Gain Experience in the Field
If you haven't already started getting exposure to veterinary medicine, this is the time to start. You can get experience with animals by volunteering at an animal shelter, interning at a veterinarian's office, or working at a farm or zoo. You can also bolster your experience by joining student clubs and seeking out mentorship opportunities from a faculty member in a related discipline.

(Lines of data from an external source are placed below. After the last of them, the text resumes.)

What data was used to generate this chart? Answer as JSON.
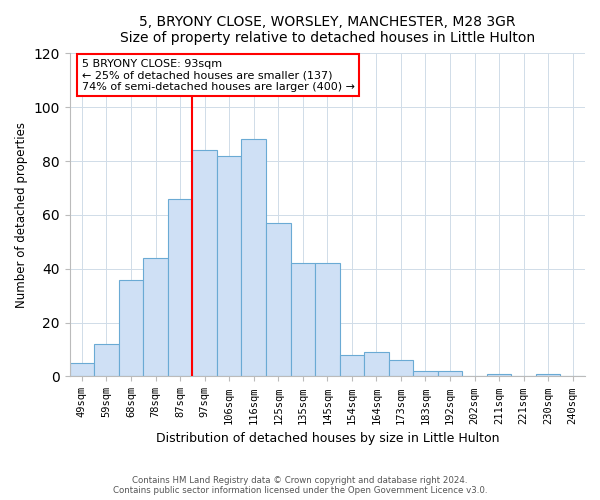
{
  "title": "5, BRYONY CLOSE, WORSLEY, MANCHESTER, M28 3GR",
  "subtitle": "Size of property relative to detached houses in Little Hulton",
  "xlabel": "Distribution of detached houses by size in Little Hulton",
  "ylabel": "Number of detached properties",
  "footnote1": "Contains HM Land Registry data © Crown copyright and database right 2024.",
  "footnote2": "Contains public sector information licensed under the Open Government Licence v3.0.",
  "bar_labels": [
    "49sqm",
    "59sqm",
    "68sqm",
    "78sqm",
    "87sqm",
    "97sqm",
    "106sqm",
    "116sqm",
    "125sqm",
    "135sqm",
    "145sqm",
    "154sqm",
    "164sqm",
    "173sqm",
    "183sqm",
    "192sqm",
    "202sqm",
    "211sqm",
    "221sqm",
    "230sqm",
    "240sqm"
  ],
  "bar_values": [
    5,
    12,
    36,
    44,
    66,
    84,
    82,
    88,
    57,
    42,
    42,
    8,
    9,
    6,
    2,
    2,
    0,
    1,
    0,
    1,
    0
  ],
  "bar_color": "#cfe0f5",
  "bar_edge_color": "#6aaad4",
  "vline_x_index": 5,
  "vline_color": "red",
  "ylim": [
    0,
    120
  ],
  "yticks": [
    0,
    20,
    40,
    60,
    80,
    100,
    120
  ],
  "annotation_title": "5 BRYONY CLOSE: 93sqm",
  "annotation_line1": "← 25% of detached houses are smaller (137)",
  "annotation_line2": "74% of semi-detached houses are larger (400) →",
  "annotation_box_color": "#ffffff",
  "annotation_box_edge": "red",
  "grid_color": "#d0dce8"
}
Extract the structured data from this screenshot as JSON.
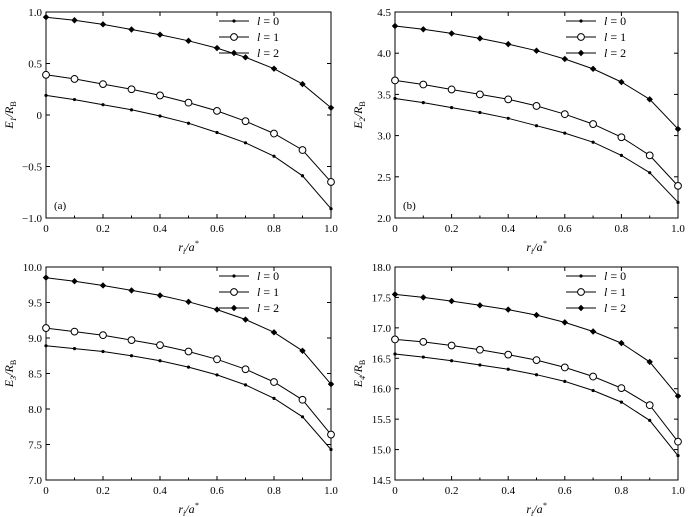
{
  "chart_data": [
    {
      "type": "line",
      "panel_label": "(a)",
      "xlabel": {
        "main": "r",
        "sub": "i",
        "rest": "/a",
        "sup": "*"
      },
      "ylabel": {
        "main": "E",
        "sub": "1",
        "rest": "/R",
        "sub2": "B"
      },
      "xlim": [
        0,
        1.0
      ],
      "ylim": [
        -1.0,
        1.0
      ],
      "xticks": [
        "0",
        "0.2",
        "0.4",
        "0.6",
        "0.8",
        "1.0"
      ],
      "yticks": [
        "−1.0",
        "−0.5",
        "0",
        "0.5",
        "1.0"
      ],
      "ytick_values": [
        -1.0,
        -0.5,
        0,
        0.5,
        1.0
      ],
      "xtick_values": [
        0,
        0.2,
        0.4,
        0.6,
        0.8,
        1.0
      ],
      "legend_position": "top-right",
      "x": [
        0,
        0.1,
        0.2,
        0.3,
        0.4,
        0.5,
        0.6,
        0.7,
        0.8,
        0.9,
        1.0
      ],
      "series": [
        {
          "name": "l = 0",
          "marker": "dot",
          "values": [
            0.19,
            0.15,
            0.1,
            0.05,
            -0.01,
            -0.08,
            -0.17,
            -0.27,
            -0.4,
            -0.59,
            -0.91
          ]
        },
        {
          "name": "l = 1",
          "marker": "circle",
          "values": [
            0.39,
            0.35,
            0.3,
            0.25,
            0.19,
            0.12,
            0.04,
            -0.06,
            -0.18,
            -0.34,
            -0.65
          ]
        },
        {
          "name": "l = 2",
          "marker": "diamond",
          "values": [
            0.95,
            0.92,
            0.88,
            0.83,
            0.78,
            0.72,
            0.65,
            0.56,
            0.45,
            0.3,
            0.07
          ]
        }
      ]
    },
    {
      "type": "line",
      "panel_label": "(b)",
      "xlabel": {
        "main": "r",
        "sub": "i",
        "rest": "/a",
        "sup": "*"
      },
      "ylabel": {
        "main": "E",
        "sub": "2",
        "rest": "/R",
        "sub2": "B"
      },
      "xlim": [
        0,
        1.0
      ],
      "ylim": [
        2.0,
        4.5
      ],
      "xticks": [
        "0",
        "0.2",
        "0.4",
        "0.6",
        "0.8",
        "1.0"
      ],
      "yticks": [
        "2.0",
        "2.5",
        "3.0",
        "3.5",
        "4.0",
        "4.5"
      ],
      "ytick_values": [
        2.0,
        2.5,
        3.0,
        3.5,
        4.0,
        4.5
      ],
      "xtick_values": [
        0,
        0.2,
        0.4,
        0.6,
        0.8,
        1.0
      ],
      "legend_position": "top-right",
      "x": [
        0,
        0.1,
        0.2,
        0.3,
        0.4,
        0.5,
        0.6,
        0.7,
        0.8,
        0.9,
        1.0
      ],
      "series": [
        {
          "name": "l = 0",
          "marker": "dot",
          "values": [
            3.45,
            3.4,
            3.34,
            3.28,
            3.21,
            3.12,
            3.03,
            2.92,
            2.76,
            2.55,
            2.19
          ]
        },
        {
          "name": "l = 1",
          "marker": "circle",
          "values": [
            3.67,
            3.62,
            3.56,
            3.5,
            3.44,
            3.36,
            3.26,
            3.14,
            2.98,
            2.76,
            2.39
          ]
        },
        {
          "name": "l = 2",
          "marker": "diamond",
          "values": [
            4.33,
            4.29,
            4.24,
            4.18,
            4.11,
            4.03,
            3.93,
            3.81,
            3.65,
            3.44,
            3.08
          ]
        }
      ]
    },
    {
      "type": "line",
      "panel_label": "",
      "xlabel": {
        "main": "r",
        "sub": "i",
        "rest": "/a",
        "sup": "*"
      },
      "ylabel": {
        "main": "E",
        "sub": "3",
        "rest": "/R",
        "sub2": "B"
      },
      "xlim": [
        0,
        1.0
      ],
      "ylim": [
        7.0,
        10.0
      ],
      "xticks": [
        "0",
        "0.2",
        "0.4",
        "0.6",
        "0.8",
        "1.0"
      ],
      "yticks": [
        "7.0",
        "7.5",
        "8.0",
        "8.5",
        "9.0",
        "9.5",
        "10.0"
      ],
      "ytick_values": [
        7.0,
        7.5,
        8.0,
        8.5,
        9.0,
        9.5,
        10.0
      ],
      "xtick_values": [
        0,
        0.2,
        0.4,
        0.6,
        0.8,
        1.0
      ],
      "legend_position": "top-right",
      "x": [
        0,
        0.1,
        0.2,
        0.3,
        0.4,
        0.5,
        0.6,
        0.7,
        0.8,
        0.9,
        1.0
      ],
      "series": [
        {
          "name": "l = 0",
          "marker": "dot",
          "values": [
            8.89,
            8.85,
            8.81,
            8.75,
            8.68,
            8.59,
            8.48,
            8.34,
            8.15,
            7.89,
            7.43
          ]
        },
        {
          "name": "l = 1",
          "marker": "circle",
          "values": [
            9.14,
            9.09,
            9.04,
            8.97,
            8.9,
            8.81,
            8.7,
            8.56,
            8.38,
            8.13,
            7.64
          ]
        },
        {
          "name": "l = 2",
          "marker": "diamond",
          "values": [
            9.85,
            9.8,
            9.74,
            9.67,
            9.6,
            9.51,
            9.4,
            9.26,
            9.08,
            8.82,
            8.35
          ]
        }
      ]
    },
    {
      "type": "line",
      "panel_label": "",
      "xlabel": {
        "main": "r",
        "sub": "i",
        "rest": "/a",
        "sup": "*"
      },
      "ylabel": {
        "main": "E",
        "sub": "4",
        "rest": "/R",
        "sub2": "B"
      },
      "xlim": [
        0,
        1.0
      ],
      "ylim": [
        14.5,
        18.0
      ],
      "xticks": [
        "0",
        "0.2",
        "0.4",
        "0.6",
        "0.8",
        "1.0"
      ],
      "yticks": [
        "14.5",
        "15.0",
        "15.5",
        "16.0",
        "16.5",
        "17.0",
        "17.5",
        "18.0"
      ],
      "ytick_values": [
        14.5,
        15.0,
        15.5,
        16.0,
        16.5,
        17.0,
        17.5,
        18.0
      ],
      "xtick_values": [
        0,
        0.2,
        0.4,
        0.6,
        0.8,
        1.0
      ],
      "legend_position": "top-right",
      "x": [
        0,
        0.1,
        0.2,
        0.3,
        0.4,
        0.5,
        0.6,
        0.7,
        0.8,
        0.9,
        1.0
      ],
      "series": [
        {
          "name": "l = 0",
          "marker": "dot",
          "values": [
            16.57,
            16.52,
            16.46,
            16.39,
            16.32,
            16.23,
            16.12,
            15.97,
            15.78,
            15.48,
            14.9
          ]
        },
        {
          "name": "l = 1",
          "marker": "circle",
          "values": [
            16.81,
            16.77,
            16.71,
            16.64,
            16.56,
            16.47,
            16.35,
            16.2,
            16.01,
            15.73,
            15.13
          ]
        },
        {
          "name": "l = 2",
          "marker": "diamond",
          "values": [
            17.55,
            17.5,
            17.44,
            17.37,
            17.3,
            17.21,
            17.09,
            16.94,
            16.75,
            16.44,
            15.88
          ]
        }
      ]
    }
  ],
  "colors": {
    "line": "#000000",
    "axis": "#000000",
    "background": "#ffffff"
  }
}
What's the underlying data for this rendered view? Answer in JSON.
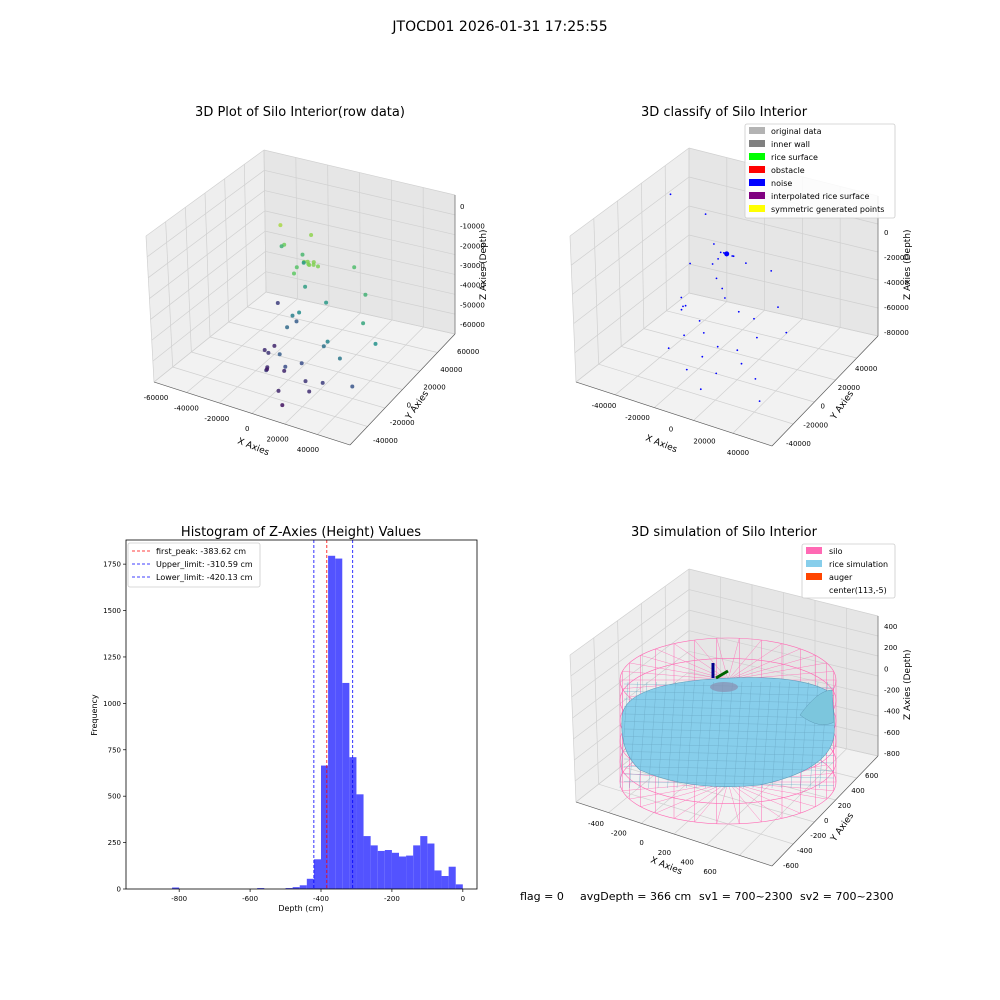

Veterinary School Admissions Process
Becoming a veterinarian does require education beyond an undergraduate degree. After getting their bachelor's degree, students must complete four years of veterinary medicine at an accredited veterinary school or college. As of 2022, there were 32 accredited veterinary schools in the U.S., and admission into veterinary school is competitive. To boost your chances of finding a good fit, you should consider researching and applying to 3-5 schools.
You don't have to choose a specific animal or science-related major just because you want to attend vet school. You can choose whichever college major is right for you, as long as you're still completing the necessary course prerequisites for veterinary school.
Strive to take challenging courses in high school and college and maintain a high GPA. Involve yourself in extracurricular activities and start gaining relevant experience working with animals. Start to research veterinary schools and the various admissions requirements early in your college career. Becoming a veterinarian is a rewarding career for many people, but it takes a lot of planning, dedication, and hard work!
DISCLAIMER: The responses provided as part of the Ask a College Advisor series are for general informational purposes only. Readers should contact a professional academic, career, or financial advisor before making decisions regarding individual situations.